Walmart bought Polymorph, whose technology will allow it to target different segments of consumers, as well as AI specialist Aspectiva and assets of Triad Retail Media. PayPal made its largest deal to date, acquiring digital shopping and rewards platform Honey for $4bn.

"These behemoths have realised that they gave up a lot of their data to tech firms over the years and are now acquiring assets to enable them to take back ownership," Georges-Picot said. "This means investing in data collection and analytics, but also monetising that data."

However, the traditional holding companies scaled back their M&A activity. Dentsu once again topped the list of companies making the most acquisitions, but its total of 12 was far below the 34 it made in  2018.

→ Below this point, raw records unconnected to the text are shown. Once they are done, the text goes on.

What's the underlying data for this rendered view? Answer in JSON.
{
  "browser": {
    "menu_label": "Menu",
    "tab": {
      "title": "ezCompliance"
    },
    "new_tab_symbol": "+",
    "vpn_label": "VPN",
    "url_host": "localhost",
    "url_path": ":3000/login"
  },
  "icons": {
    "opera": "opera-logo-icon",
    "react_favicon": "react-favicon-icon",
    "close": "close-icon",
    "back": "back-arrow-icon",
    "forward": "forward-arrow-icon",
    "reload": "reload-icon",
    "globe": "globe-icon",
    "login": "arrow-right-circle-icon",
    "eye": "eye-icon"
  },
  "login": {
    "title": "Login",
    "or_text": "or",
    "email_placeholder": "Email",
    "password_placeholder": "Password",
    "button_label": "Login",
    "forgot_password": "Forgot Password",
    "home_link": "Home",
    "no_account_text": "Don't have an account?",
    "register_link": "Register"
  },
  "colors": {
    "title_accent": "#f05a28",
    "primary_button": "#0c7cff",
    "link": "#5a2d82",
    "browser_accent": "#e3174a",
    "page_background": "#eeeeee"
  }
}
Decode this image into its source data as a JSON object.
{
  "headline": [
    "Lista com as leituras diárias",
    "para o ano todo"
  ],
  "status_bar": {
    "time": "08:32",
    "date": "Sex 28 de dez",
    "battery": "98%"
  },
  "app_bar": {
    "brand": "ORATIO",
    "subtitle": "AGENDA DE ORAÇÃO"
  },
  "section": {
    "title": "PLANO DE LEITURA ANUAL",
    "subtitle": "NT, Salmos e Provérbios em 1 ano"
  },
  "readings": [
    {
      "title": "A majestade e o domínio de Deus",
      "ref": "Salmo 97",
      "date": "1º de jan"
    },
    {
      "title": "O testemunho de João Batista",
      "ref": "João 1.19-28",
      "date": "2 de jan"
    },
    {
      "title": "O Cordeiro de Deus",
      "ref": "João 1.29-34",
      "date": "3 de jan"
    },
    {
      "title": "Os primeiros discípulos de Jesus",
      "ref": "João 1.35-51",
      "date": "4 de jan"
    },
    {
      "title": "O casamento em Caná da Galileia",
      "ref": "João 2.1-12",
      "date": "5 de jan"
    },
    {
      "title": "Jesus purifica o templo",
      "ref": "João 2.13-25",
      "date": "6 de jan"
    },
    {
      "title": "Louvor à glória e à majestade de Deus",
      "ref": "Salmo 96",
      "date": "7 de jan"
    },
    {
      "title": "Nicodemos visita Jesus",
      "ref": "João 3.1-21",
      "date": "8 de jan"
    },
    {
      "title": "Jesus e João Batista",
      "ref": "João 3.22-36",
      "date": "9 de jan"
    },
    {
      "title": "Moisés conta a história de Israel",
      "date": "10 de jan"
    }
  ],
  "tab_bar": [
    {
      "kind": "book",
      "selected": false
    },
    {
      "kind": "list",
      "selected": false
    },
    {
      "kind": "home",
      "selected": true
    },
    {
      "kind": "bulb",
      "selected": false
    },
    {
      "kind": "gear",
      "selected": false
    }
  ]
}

WPP was second last year with 15 deals, but this year was not among the top 11 buyers (those that made at least six acquisitions). Neither was Omnicom, Interpublic or Publicis Groupe, despite the latter's acquisition of Epsilon in April being the third-biggest in the ad industry's history. These four holding companies made a combined total of just nine acquisitions.

Havas owner Vivendi did make the list of top buyers with six deals, as did Sir Martin Sorrell's S4 Capital, which made eight. Consultacy giant Accenture, meanwhile, was joint second, with 10 deals – one more than last year and half of the 20 completed by all consultancies.

Advertising and creative agencies was the most active M&A sector with 430 deals. Within that, full-service agencies was the number one sub-sector, with 237 deals, followed by performance marketing agencies, which saw 64 deals.

The second most active sector for the year was marketing and sales technology, totalling 227 deals, with marketing automation and customer data platforms the most active sub-sector at 135 deals. M&A deals for content businesses reached 82 in 2019 – more than double the 35 acquisitions made globally in 2018.

Results International partner Julie Langley said: "Marketing services continue to be of real interest to buyers, particularly companies that offer full transformation, that are able to execute faster and that focus on ROI.

"Technology continues to see an increase in deal activity as well, albeit in some cases coming from consolidation among historic assets. Companies taking advantage of the current trends, such as personalisation, measurement/analytics and the growth in demand for quality content (video content in particular) remain well-placed to attract investment.

"Beyond specific sectors, what we’re likely to see more of in 2020 is investors wanting results. The sector’s patience for companies unable to demonstrate profitability is wearing thin."